Snoopingforsoup Wed 13-Mar-13 12:59:34

Applause dances
That's the proper definition. So if we go by that, it's loutish behaviour and designer/fake designer garb that makes a chav.
You get plenty of people fall within that definition, regardless of class or background, house or car - but I knew loutish and designer came into it.
I've never looked beyond that and am still surprised people find it so offensive. As I said above, I will think twice before using the word now I know it's steeped in controversy...

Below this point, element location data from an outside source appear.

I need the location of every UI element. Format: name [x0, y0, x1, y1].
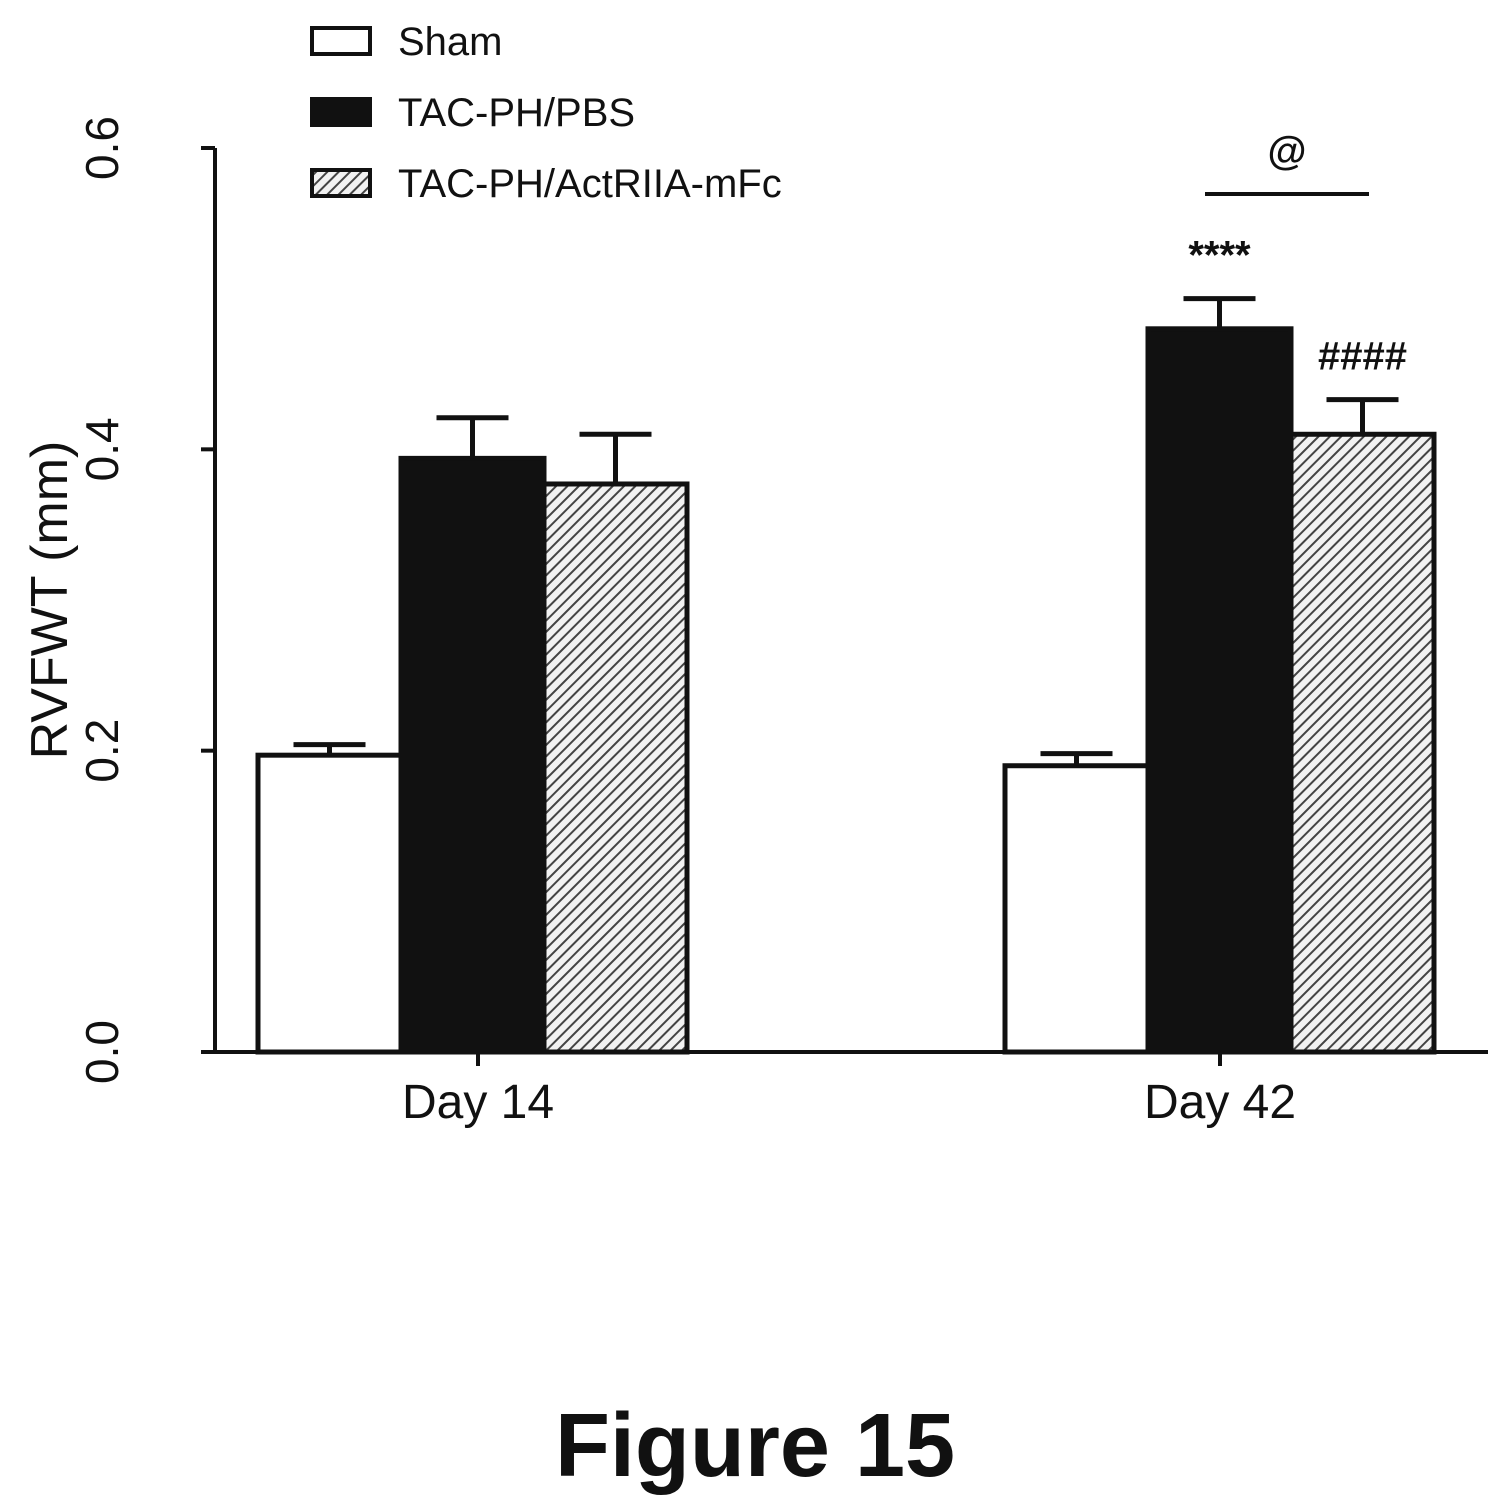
annotations: **** #### @ — [1188, 129, 1407, 379]
significance-marker: **** — [1188, 234, 1251, 278]
figure-caption: Figure 15 — [554, 1396, 956, 1496]
bars — [255, 296, 1437, 1055]
axes: 0.0 0.2 0.4 0.6 RVFWT (mm) Day 14 Day 42 — [21, 116, 1488, 1129]
legend-swatch — [310, 26, 372, 56]
bar — [398, 455, 547, 1055]
significance-marker: #### — [1318, 335, 1407, 379]
legend-label: TAC-PH/PBS — [398, 91, 635, 135]
legend-label: Sham — [398, 20, 503, 64]
y-tick-label: 0.4 — [76, 417, 128, 481]
y-tick-label: 0.0 — [76, 1020, 128, 1084]
y-tick-label: 0.6 — [76, 116, 128, 180]
legend-swatch — [310, 168, 372, 198]
y-axis-label: RVFWT (mm) — [21, 441, 79, 760]
x-category-label: Day 42 — [1144, 1076, 1296, 1129]
bar — [541, 481, 690, 1055]
legend-swatch — [310, 97, 372, 127]
legend: Sham TAC-PH/PBS TAC-PH/ActRIIA-mFc — [310, 20, 782, 206]
significance-label: @ — [1267, 129, 1306, 173]
bar — [1002, 763, 1151, 1055]
bar — [255, 752, 404, 1055]
bar — [1288, 431, 1437, 1055]
legend-label: TAC-PH/ActRIIA-mFc — [398, 162, 782, 206]
x-category-label: Day 14 — [402, 1076, 554, 1129]
y-tick-label: 0.2 — [76, 719, 128, 783]
bar — [1145, 326, 1294, 1055]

Snoopingforsoup Wed 13-Mar-13 13:02:56

I'm also delighted to be too old to be a Chav.
It clearly says 'young'.
grin

DancesWithWoolEnPointe Wed 13-Mar-13 13:03:38

I also thought that grin

ComposHat Wed 13-Mar-13 13:08:05

You are not reading my posts. We call chavs people who wear track suits and baseball caps. That's his choice of clothes. See this is what I am saying

Can you see why I asked this question now.

Do you consider commas and question marks to be 'chavvy' as well?

I have read your posts, I just don't agree with them in any way shape or form. They are badly written and badly argued and go some way to confirm my belief that people who use the word 'chav' freely aren't very bright.

You can't take a word with widely accepted negative connotations and then arbitrarily re-define it. I have had this conversation with teenagers who think it is okay to use the phrase 'gay' to mean not very good, yet swear blind that it isn't homophobic to do so.

Chav means very different things to different people.

I still maintain it says that the use of the word 'chav' says more about the person using it than the person to which it is applied.

AKissIsNotAContract Wed 13-Mar-13 13:08:55

I have a feeling that in forty years time, that people will look back in horror at the way the word 'Chav' is casually flung about in everyday conversation (I am not taking the moral high-ground here, I have done it myself) in much the same way we look back at the abundance of 'Paki' and 'Coon' jokes on TV during the 1970s with a mixture of disbelief and horror.

^^this.
One of the few groups in society it remains acceptable to be nasty about are white working class people, hence the popularity among small minded people to use the word 'chav'.

Bridgetbidet Wed 13-Mar-13 13:09:27

Never seen a chav in a Barbour eh?

http://tinyurl.com/cjm84cq

Jade Goody and Jack Tweed wore Barbours, I rest my case.